10. Henry A. Kissinger, 1973

Kissinger, then US Secretary of State, was awarded the Prize along with North Vietnamese leader  Le Duc Tho, “for the 1973 Paris Peace Accords intended to bring about a ceasefire in the Vietnam War and a withdrawal of the American forces”. Tho later declined the prize, on grounds that the Paris Peace Accords were not being adhered to in full.
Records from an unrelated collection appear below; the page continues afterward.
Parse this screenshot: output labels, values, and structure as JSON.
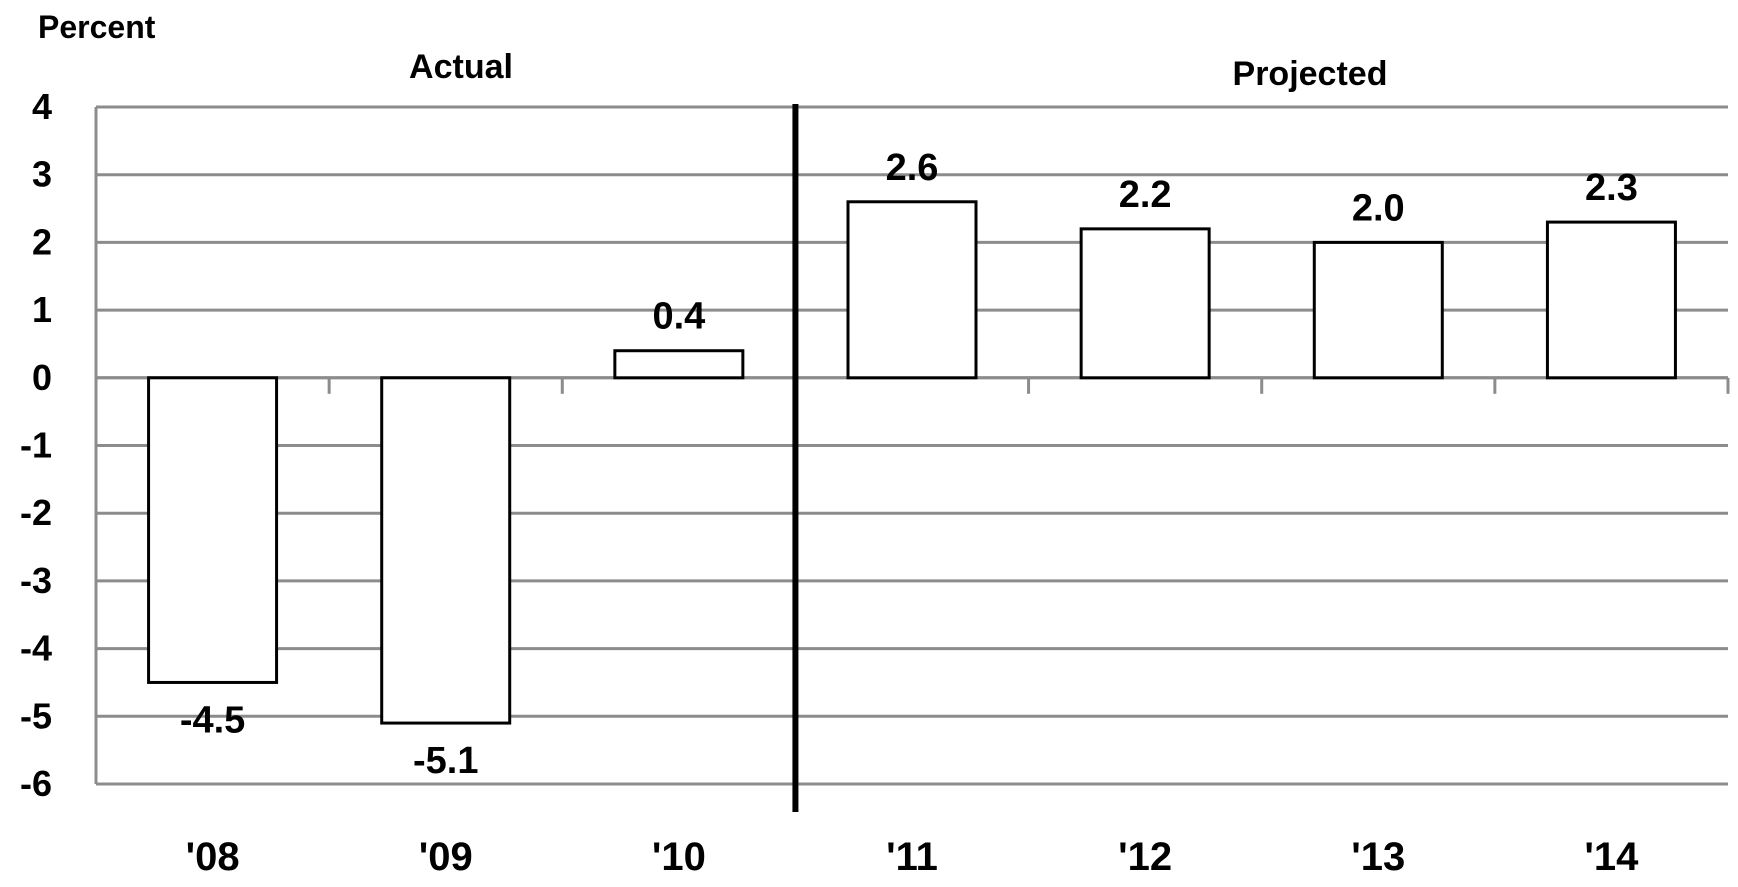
{
  "chart_data": {
    "type": "bar",
    "ylabel": "Percent",
    "categories": [
      "'08",
      "'09",
      "'10",
      "'11",
      "'12",
      "'13",
      "'14"
    ],
    "values": [
      -4.5,
      -5.1,
      0.4,
      2.6,
      2.2,
      2.0,
      2.3
    ],
    "data_labels": [
      "-4.5",
      "-5.1",
      "0.4",
      "2.6",
      "2.2",
      "2.0",
      "2.3"
    ],
    "ylim": [
      -6,
      4
    ],
    "yticks": [
      4,
      3,
      2,
      1,
      0,
      -1,
      -2,
      -3,
      -4,
      -5,
      -6
    ],
    "grid": true,
    "sections": [
      {
        "label": "Actual",
        "categories": [
          "'08",
          "'09",
          "'10"
        ]
      },
      {
        "label": "Projected",
        "categories": [
          "'11",
          "'12",
          "'13",
          "'14"
        ]
      }
    ],
    "colors": {
      "bar_fill": "#ffffff",
      "bar_stroke": "#000000",
      "grid": "#8c8c8c",
      "divider": "#000000"
    }
  }
}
North Vietnam invaded South Vietnam in April 1975 and reunified the country whilst Lu Duc Tho was still in government.

Kissinger’s history included the secret 1969–1975 bombing campaign against Khmer Rouge and North Vietnamese Army troops in Cambodia, Operation Condor   —a mid-1970s campaign of kidnapping and murder coordinated among the intelligence and security services of Argentina, Bolivia, Brazil, Chile, Paraguay, and Uruguay—as well as the death of French nationals under the Chilean junta.

He also supported the Turkish Intervention in Cyprus resulting in the de facto partition of the island. Two Norwegian Nobel Committee members resigned in protest. When the award was announced, hostilities in Vietnam were still continuing.

For further details, read The Trial of Henry Kissinger where Christopher Hitchens (yes, we invoke that excellent razor-sharp mind once more) calls him a “mass murderer” and a “war criminal”.